Right now, we don't have a definitive answer, but Gunn has indicated (per Entertainment Weekly) that Peacemaker's Quantum Unfolding Chamber (QUC), which we saw on a couple of occasions in season 1, has a big role to play. Season 2's first trailer also suggested there'll be some multiversal shenanigans at play that'll allow Smith to crossover into the DCU. According to fans who've seen a new teaser playing in front of Superman screenings in select theaters worldwide, it's increasingly likely that Smith will use the QUC to traverse the DC multiverse and end up in the DCU, too.
Yep, there'll be two versions of Peacemaker in the hit show's second season (Image credit: Max / YouTube)If that ends up happening, we'll know how Peacemaker makes the leap from one cinematic universe to another prior to season 2's arrival. It'll also explain why he appears in Superman, aka the second DCU Chapter One project to be released after season 1 of Creature Commandos.
So, mystery solved, right? Not so fast. Peacemaker's wild cameo in Superman might provide a solution to the aforementioned query, but it generates three other questions about one of the best HBO Max shows' sophomore outings.
For starters, do the events of Peacemaker 2 run concurrent to Superman? If Cena's titular character appears on a talk show in DC Studios' rebooted cinematic universe, he must crossover into the DCU early on in the HBO TV Original's second season. That's the only logical explanation as to why Smith is seen in Superman and therefore indicates that these projects' stories run parallel to the other.
Then there's the fact that season 2's initial teaser confirms Peacemaker will have a job interview (one that quickly goes awry, based on the footage we've seen) to join The Justice Gang.
This group, one funded by Maxwell Lord that features Guy Gardner/Green Lantern and Kendra Saunders/Hawkgirl, also appeared in one of 2025's most anticipated new movies. Unless he uses the QUC to access the DCU, there's no way Smith can meet this trio. Again, that suggests he'll enter the DCU early on in season 2 and lends further credence to Peacemaker's second season and Superman's narratives occurring at the same time.
Rick Flag Sr will spend much of Peacemaker's second season trying to track down the eponymous anti-hero (Image credit: Jessica Miglio/Max)Lastly, there's the elephant in the room re: 2021's The Suicide Squad.

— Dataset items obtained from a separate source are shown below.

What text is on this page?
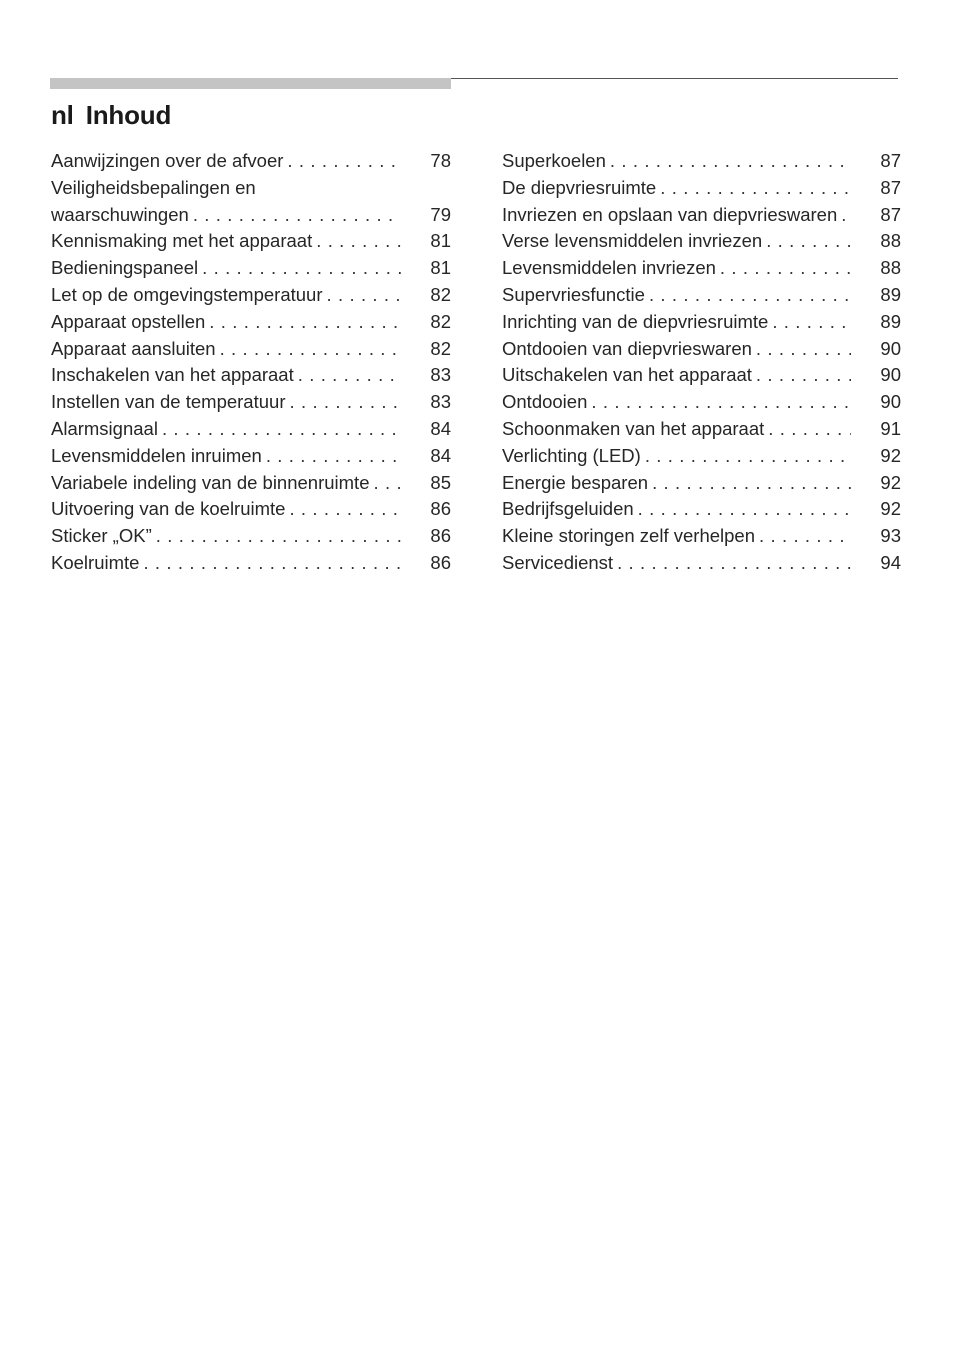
nl Inhoud
Aanwijzingen over de afvoer . . .	78
Veiligheidsbepalingen en
waarschuwingen . . .	79
Kennismaking met het apparaat . . .	81
Bedieningspaneel . . .	81
Let op de omgevingstemperatuur . . .	82
Apparaat opstellen . . .	82
Apparaat aansluiten . . .	82
Inschakelen van het apparaat . . .	83
Instellen van de temperatuur . . .	83
Alarmsignaal . . .	84
Levensmiddelen inruimen . . .	84
Variabele indeling van de binnenruimte . . .	85
Uitvoering van de koelruimte . . .	86
Sticker „OK” . . .	86
Koelruimte . . .	86
Superkoelen . . .	87
De diepvriesruimte . . .	87
Invriezen en opslaan van diepvrieswaren . . .	87
Verse levensmiddelen invriezen . . .	88
Levensmiddelen invriezen . . .	88
Supervriesfunctie . . .	89
Inrichting van de diepvriesruimte . . .	89
Ontdooien van diepvrieswaren . . .	90
Uitschakelen van het apparaat . . .	90
Ontdooien . . .	90
Schoonmaken van het apparaat . . .	91
Verlichting (LED) . . .	92
Energie besparen . . .	92
Bedrijfsgeluiden . . .	92
Kleine storingen zelf verhelpen . . .	93
Servicedienst . . .	94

This film was also part of the DCEU, but Peacemaker season 2 will pick up a huge unresolved plot thread from that Gunn-directed flick – that being said, Smith murdering Rick Flag Jr.

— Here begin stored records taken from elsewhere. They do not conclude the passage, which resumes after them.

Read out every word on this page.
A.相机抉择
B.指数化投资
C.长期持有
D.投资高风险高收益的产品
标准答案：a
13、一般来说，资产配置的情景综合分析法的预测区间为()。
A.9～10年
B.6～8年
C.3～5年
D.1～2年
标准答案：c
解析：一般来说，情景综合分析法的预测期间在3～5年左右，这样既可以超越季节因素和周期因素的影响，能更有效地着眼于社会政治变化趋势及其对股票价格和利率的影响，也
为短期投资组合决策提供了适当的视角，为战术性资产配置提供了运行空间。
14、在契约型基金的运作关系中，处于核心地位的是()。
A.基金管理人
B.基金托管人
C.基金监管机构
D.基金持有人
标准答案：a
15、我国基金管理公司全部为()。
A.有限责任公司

We already know that Frank Grillo's Rick Flag Sr will appear in Peacemaker 2. By all accounts, it sounds like he'll be the show's next major antagonist, with Flag Sr looking to avenge the death of his only child.
What's particularly interesting about Grillo's own small role in Superman, though, is he seems to get an extra incentive to embark "on a mission" for justice in Peacemaker 2, as Grillo told me during a pre-release interview for Creature Commandos season 1.
Indeed, not only does he have a vast amount of resources at his disposal after becoming ARGUS' newest director, but there's also a notable shift in his sympathetic view on metahumans before Superman ends. That moment occurs when a fellow member of the Pentagon's executive team implies that superpowered beings are running the proverbial show following everything that happens in Superman. If Flag Sr didn't already have a major reason to find and kill Peacemaker, he will do now with that phrase ringing in his ears.
Okay, much of this is speculation on my part, but it's the best I can come up with ahead of Peacemaker season 2's debut. Thankfully, there's just over one month (at the time of publication) until it's released, so my questions will be officially answered sooner rather than later.